Vu la procédure suivante :
La société DA Alizay a demandé au tribunal administratif de Rouen de prononcer la réduction des cotisations de taxe foncière sur les propriétés bâties auxquelles elle a été assujettie au titre des années 2014 et 2015 au titre d'un établissement industriel sur le territoire de la commune d'Alizay (Eure). Par un jugement n° 1702659 du 26 février 2019, le tribunal administratif de Rouen, après avoir prononcé un non-lieu à statuer à concurrence d'un dégrèvement intervenu en cours d'instance, a rejeté le surplus des conclusions de sa demande.
Par une décision n° 430211 du 26 mai 2021, le Conseil d'Etat, statuant au contentieux, a, sur le pourvoi de la société DA Alizay, annulé le jugement du 26 février 2019 et renvoyé l'affaire au tribunal administratif de Rouen.
Par un jugement n° 2102121 du 23 septembre 2021, le tribunal administratif de Rouen, statuant après renvoi, a rejeté la demande de la société DA Alizay.
Par un pourvoi sommaire, un mémoire complémentaire et un mémoire en réplique, enregistrés le 23 novembre 2021 et les 21 février et 26 octobre 2022 au secrétariat du contentieux du Conseil d'Etat, la société DA Alizay demande au Conseil d'Etat :
1°) d'annuler ce jugement ;
2°) réglant l'affaire au fond, de faire droit à sa demande ;
3°) de mettre à la charge de l'Etat la somme de 3 500 euros au titre de l'article L. 761-1 du code de justice administrative.

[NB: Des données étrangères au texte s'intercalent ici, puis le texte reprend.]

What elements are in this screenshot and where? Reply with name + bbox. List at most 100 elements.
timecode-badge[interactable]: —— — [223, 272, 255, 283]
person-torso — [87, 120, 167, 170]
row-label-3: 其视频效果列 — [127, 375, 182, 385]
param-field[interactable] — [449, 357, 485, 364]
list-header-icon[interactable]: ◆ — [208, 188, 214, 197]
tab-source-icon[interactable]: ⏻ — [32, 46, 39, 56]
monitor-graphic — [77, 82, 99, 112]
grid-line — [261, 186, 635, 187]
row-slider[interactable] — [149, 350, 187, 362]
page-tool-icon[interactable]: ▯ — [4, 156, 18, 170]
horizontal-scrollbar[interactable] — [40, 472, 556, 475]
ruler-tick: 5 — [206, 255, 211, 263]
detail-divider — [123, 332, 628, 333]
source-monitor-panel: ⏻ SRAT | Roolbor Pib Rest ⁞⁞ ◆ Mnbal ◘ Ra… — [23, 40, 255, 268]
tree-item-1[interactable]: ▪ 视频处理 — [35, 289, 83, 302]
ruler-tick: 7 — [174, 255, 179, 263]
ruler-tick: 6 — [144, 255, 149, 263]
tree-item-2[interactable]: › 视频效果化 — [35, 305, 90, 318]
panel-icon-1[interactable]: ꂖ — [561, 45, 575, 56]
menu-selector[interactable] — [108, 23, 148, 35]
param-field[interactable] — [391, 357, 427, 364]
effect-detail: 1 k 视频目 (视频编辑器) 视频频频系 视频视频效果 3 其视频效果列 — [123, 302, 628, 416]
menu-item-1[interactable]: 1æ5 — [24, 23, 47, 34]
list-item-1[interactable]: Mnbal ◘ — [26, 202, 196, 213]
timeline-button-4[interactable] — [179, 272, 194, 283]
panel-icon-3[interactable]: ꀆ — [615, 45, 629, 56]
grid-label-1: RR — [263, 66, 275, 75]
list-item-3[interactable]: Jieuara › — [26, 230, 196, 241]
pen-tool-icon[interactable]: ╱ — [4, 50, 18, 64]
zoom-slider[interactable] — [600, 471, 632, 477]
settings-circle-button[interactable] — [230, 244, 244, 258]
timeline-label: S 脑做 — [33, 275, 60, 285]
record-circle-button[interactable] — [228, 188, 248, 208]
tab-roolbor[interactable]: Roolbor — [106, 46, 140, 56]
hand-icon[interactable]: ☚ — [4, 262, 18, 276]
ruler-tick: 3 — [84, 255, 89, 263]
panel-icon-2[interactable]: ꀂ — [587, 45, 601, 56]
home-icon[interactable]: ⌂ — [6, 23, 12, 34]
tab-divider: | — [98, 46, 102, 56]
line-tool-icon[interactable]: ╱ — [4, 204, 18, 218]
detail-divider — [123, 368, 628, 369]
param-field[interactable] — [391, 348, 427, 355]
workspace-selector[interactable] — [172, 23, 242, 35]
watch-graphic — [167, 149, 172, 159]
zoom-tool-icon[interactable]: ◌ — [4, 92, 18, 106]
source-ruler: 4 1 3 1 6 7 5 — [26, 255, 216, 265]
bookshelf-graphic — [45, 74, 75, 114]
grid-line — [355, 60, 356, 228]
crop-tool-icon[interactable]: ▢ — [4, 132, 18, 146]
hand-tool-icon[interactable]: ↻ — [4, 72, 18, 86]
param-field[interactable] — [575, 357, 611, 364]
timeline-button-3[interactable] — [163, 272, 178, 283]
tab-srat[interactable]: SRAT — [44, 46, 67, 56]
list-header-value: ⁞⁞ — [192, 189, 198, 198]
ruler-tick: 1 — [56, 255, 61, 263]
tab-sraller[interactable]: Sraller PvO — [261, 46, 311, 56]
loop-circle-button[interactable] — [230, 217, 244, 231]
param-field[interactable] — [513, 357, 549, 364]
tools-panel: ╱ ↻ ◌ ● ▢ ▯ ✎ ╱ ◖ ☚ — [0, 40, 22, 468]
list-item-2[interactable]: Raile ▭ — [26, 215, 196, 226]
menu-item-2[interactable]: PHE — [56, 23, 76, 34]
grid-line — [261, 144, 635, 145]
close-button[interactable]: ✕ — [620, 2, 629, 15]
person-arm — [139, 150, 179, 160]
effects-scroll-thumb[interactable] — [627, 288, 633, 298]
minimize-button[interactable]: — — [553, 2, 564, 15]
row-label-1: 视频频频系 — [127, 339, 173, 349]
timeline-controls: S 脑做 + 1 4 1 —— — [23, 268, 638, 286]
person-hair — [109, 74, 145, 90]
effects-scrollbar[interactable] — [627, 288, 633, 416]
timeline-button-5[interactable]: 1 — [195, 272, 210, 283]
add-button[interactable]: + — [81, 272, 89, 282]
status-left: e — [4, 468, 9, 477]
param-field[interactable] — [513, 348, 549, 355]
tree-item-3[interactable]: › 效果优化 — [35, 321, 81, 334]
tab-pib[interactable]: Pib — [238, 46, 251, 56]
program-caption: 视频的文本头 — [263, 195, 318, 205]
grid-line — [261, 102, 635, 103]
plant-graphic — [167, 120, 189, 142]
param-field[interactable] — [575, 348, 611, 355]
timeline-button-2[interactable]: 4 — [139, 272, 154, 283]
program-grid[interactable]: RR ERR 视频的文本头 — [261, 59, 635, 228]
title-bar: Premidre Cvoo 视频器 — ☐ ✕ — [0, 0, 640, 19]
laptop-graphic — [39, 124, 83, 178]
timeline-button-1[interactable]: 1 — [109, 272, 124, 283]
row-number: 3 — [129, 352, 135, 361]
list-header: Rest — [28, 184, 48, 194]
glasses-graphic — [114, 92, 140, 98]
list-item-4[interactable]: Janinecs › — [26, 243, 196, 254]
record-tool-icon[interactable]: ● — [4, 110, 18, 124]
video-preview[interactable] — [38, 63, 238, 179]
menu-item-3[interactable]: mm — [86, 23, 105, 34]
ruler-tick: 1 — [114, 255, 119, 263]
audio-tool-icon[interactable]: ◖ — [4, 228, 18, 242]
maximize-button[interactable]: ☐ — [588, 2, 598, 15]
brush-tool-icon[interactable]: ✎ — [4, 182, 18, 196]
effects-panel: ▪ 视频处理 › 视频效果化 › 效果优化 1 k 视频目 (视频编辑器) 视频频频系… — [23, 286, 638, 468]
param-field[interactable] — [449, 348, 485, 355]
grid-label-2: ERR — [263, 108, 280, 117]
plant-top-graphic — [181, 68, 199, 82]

Vu les autres pièces du dossier ;
Vu :
- le code général des impôts et le livre des procédures fiscales ;
- le code de justice administrative ;
Après avoir entendu en séance publique :
- le rapport de M. Vincent Mazauric, conseiller d'Etat,
- les conclusions de Mme Emilie Bokdam-Tognetti, rapporteure publique ;
La parole ayant été donnée, après les conclusions, à la SARL Didier-Pinet, avocat de la dociété DA Alizay ;
Considérant ce qui suit :
1. Il ressort des pièces du dossier soumis aux juges du fond que la société DA Alizay a demandé au tribunal administratif de Rouen la réduction des cotisations de taxe foncière sur les propriétés bâties auxquelles elle a été assujettie pour les années 2014 et 2015 au titre d'un établissement industriel implanté sur le territoire de la commune d'Alizay (Eure). Par une décision du 26 mai 2021, le Conseil d'Etat, statuant au contentieux a annulé le jugement du 26 février 2019 par lequel le tribunal administratif de Rouen a rejeté sa demande et lui a renvoyé l'affaire. La société DA Alizay demande l'annulation du jugement du 23 septembre 2021 par lequel le tribunal administratif de Rouen a de nouveau rejeté sa demande.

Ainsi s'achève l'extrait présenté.